Because of issues with the Content-Disposition header (character encoding, cross-browser support) I decided to give another way to dynamically serve files a try.

Namely, I redirect the request to something like:

localhost/Download/Page.aspx/filename-without-extension

in order for the browser to pick up the file name at the end. I also supply the correct Content-Type header (as determined by my ripped off System.Web.MimeMapping class).

Now, for ZIP files this actually works fine. The browser offers to save the file with the extension .zip. For all other file types I have tried (exe, pdf, doc), though, it won't suggest a file extension, which leaves the file unusable for most users.

I see only one option to get around this: I need to put the extension into the URL.

localhost/Download/Page.aspx/filename.ext

But doing so leads to a 404 error or similar because the web server will now look for the file in the subdirectory Page.aspx which doesn't exist.

Is there any configuration directive that would enable me to change this behavior for a particular subdirectory?

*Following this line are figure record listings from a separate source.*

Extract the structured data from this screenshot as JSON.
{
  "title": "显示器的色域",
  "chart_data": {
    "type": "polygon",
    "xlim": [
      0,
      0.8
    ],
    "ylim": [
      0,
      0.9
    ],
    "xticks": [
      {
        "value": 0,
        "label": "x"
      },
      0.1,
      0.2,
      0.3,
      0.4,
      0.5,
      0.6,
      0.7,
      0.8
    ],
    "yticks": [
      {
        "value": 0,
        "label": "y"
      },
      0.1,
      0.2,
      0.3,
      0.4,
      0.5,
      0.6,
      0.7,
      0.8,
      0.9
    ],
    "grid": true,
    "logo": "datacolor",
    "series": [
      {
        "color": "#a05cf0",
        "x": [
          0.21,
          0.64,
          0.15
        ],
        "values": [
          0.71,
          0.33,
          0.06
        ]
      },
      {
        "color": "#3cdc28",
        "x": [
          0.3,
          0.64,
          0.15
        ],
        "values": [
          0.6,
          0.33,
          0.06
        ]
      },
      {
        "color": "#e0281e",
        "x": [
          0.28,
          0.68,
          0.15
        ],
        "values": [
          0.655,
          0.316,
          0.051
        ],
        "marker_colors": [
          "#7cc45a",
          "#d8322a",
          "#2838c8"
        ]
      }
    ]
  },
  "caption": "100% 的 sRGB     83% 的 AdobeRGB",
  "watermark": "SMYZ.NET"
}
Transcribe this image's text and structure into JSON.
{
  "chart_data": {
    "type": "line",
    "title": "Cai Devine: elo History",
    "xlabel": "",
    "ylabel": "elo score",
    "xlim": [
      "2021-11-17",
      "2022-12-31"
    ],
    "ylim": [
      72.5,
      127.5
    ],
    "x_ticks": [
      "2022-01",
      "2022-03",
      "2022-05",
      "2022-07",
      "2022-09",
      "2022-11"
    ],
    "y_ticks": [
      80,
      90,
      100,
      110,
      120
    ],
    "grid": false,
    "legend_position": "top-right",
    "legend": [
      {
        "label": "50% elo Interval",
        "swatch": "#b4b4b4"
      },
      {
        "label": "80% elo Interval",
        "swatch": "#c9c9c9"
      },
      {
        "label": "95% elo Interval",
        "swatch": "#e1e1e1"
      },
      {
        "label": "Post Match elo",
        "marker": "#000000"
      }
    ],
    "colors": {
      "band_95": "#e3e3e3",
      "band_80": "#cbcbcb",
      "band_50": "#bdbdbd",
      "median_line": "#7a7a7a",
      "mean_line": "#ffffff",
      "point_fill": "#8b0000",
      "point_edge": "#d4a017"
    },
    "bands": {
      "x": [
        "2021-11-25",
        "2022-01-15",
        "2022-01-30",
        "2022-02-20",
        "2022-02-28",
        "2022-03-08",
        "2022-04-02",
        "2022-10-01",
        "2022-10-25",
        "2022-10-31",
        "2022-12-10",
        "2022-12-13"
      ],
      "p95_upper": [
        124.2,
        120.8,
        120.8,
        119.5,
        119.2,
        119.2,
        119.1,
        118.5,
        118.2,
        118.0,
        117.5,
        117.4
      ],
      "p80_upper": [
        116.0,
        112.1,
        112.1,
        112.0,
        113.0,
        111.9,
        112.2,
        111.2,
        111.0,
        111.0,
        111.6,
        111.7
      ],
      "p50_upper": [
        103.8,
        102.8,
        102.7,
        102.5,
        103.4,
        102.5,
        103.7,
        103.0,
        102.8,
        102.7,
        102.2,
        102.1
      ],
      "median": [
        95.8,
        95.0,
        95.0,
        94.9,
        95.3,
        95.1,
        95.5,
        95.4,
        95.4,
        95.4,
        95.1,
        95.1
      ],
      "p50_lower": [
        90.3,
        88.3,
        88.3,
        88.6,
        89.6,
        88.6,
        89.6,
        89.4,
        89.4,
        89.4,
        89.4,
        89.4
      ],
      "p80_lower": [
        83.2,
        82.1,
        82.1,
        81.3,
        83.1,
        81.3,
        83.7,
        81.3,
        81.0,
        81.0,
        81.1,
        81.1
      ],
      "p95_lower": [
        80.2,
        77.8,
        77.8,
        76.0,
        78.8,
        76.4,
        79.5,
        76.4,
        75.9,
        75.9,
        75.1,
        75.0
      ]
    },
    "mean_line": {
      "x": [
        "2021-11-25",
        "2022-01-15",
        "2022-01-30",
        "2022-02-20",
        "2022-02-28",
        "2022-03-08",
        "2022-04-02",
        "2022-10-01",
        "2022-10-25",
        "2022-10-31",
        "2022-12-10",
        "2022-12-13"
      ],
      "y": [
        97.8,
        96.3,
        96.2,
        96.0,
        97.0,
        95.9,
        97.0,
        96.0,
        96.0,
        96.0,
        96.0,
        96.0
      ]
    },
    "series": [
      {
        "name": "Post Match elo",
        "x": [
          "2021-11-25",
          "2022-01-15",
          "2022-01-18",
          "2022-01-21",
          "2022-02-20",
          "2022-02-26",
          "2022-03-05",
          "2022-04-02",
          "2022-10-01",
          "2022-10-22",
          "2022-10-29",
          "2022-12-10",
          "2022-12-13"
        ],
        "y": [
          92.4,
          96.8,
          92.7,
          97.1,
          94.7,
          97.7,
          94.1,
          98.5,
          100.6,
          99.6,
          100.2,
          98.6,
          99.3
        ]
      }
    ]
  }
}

The project is a standard ASP.NET 3.5 Website. I would prefer a solution that doesn't involve complicated configuration in the IIS Manager. The best solution for me would be a directive in the ASPX file itself though that is unlikely to exist because this is a routing issue on the application level. But a Web.Config setting in a location tag would be nice.

A: 

I tried to replicate this error, and I got zip, word and PDF files working. I am wondering whether it is not working on Word and PDF because these extensions aren't properly registered on the client. On Windows clients, this is in the registry under HKEY_CLASSES_ROOT\Mime.

Mark Bertenshaw
ok, ZIP, PDF and DOC may work in some way or others (DOC won't work on my machine in IE8 (but in Safari), maybe because there's only OpenOffice and not Word - my header is application/msword, can you suggest a better one?A problem are EXE files though. They won't work in IE or Safari (or Opera for that matter).